- Baghestan-e Sofla Location within Iran
- Coordinates: 34°04′21″N 58°15′34″E﻿ / ﻿34.07250°N 58.25944°E
- Country: Iran
- Province: South Khorasan
- County: Ferdows
- District: Eslamiyeh
- Rural District: Baghestan

Population (2016)
- • Total: 707
- Time zone: UTC+3:30 (IRST)

= Baghestan-e Sofla =

Village in South Khorasan province, Iran

Baghestan-e Sofla (باغستان سفلي) (Note: Also romanized as Bāghestān-e Soflá; also known as Bāghestān-e Pā’īn and Sar Āsīāb-e Mīrzā) is a village in, and the capital of, Baghestan Rural District in Eslamiyeh District of Ferdows County, South Khorasan province, Iran.
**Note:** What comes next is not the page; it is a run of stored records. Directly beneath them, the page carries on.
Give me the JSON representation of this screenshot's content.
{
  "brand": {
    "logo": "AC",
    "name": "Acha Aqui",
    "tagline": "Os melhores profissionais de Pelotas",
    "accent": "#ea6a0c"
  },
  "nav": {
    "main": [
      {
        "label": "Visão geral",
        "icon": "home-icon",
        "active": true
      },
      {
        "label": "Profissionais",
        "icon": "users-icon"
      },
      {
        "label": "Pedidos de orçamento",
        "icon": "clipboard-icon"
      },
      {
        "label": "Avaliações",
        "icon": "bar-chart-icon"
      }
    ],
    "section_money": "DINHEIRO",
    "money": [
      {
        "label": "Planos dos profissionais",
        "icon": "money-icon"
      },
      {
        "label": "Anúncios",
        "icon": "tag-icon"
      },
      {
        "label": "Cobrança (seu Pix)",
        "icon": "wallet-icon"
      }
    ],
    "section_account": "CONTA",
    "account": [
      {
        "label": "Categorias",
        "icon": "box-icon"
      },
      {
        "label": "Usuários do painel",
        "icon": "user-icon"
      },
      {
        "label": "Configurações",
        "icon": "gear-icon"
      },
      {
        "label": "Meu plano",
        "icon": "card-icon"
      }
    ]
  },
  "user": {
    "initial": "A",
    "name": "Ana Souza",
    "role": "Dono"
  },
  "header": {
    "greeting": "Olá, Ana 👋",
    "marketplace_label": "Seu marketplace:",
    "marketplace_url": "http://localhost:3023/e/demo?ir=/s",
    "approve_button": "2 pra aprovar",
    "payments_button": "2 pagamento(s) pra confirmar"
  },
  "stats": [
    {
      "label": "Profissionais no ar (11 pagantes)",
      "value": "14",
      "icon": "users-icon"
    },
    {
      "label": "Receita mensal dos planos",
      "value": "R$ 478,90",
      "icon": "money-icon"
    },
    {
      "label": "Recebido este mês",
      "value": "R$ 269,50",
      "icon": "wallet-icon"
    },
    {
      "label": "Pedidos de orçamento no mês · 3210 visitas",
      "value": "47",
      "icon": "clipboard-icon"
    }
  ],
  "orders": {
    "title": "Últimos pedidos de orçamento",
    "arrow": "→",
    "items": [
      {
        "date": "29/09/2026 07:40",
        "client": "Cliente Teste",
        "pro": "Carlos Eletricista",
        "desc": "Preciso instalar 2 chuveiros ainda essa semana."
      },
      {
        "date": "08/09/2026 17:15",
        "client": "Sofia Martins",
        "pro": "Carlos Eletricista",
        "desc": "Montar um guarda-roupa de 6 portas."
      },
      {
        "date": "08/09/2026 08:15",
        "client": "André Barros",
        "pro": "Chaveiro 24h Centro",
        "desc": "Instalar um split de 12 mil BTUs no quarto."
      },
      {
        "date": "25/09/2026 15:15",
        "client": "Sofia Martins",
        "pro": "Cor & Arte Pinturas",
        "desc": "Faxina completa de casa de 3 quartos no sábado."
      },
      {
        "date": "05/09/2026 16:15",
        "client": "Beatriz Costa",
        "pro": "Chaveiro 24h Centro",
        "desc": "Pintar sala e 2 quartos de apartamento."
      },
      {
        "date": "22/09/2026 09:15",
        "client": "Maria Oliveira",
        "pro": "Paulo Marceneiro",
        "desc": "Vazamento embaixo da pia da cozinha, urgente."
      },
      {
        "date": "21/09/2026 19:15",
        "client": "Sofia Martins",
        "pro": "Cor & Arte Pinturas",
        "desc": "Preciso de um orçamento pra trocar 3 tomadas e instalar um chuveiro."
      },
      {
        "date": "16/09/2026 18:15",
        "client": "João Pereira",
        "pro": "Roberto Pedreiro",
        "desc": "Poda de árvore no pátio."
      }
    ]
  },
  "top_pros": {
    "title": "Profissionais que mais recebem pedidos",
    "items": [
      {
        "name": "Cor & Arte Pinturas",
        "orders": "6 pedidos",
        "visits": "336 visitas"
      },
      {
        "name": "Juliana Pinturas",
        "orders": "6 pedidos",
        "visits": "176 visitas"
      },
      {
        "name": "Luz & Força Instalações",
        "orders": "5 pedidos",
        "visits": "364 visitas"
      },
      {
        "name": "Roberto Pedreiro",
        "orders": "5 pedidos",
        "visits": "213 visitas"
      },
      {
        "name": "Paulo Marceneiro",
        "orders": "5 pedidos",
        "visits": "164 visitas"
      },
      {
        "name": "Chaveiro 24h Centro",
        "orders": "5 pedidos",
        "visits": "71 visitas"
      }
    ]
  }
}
The previous capital of the rural district was the village of Baghestan-e Olya, now the city of Baghestan.

==Demographics==
===Population===
At the time of the 2006 National Census, the village's population was 610 in 188 households, when it was in the Central District. The following census in 2011 counted 675 people in 221 households. The 2016 census measured the population of the village as 707 people in 223 households.

In 2020, the rural district was separated from the district in the formation of Eslamiyeh District.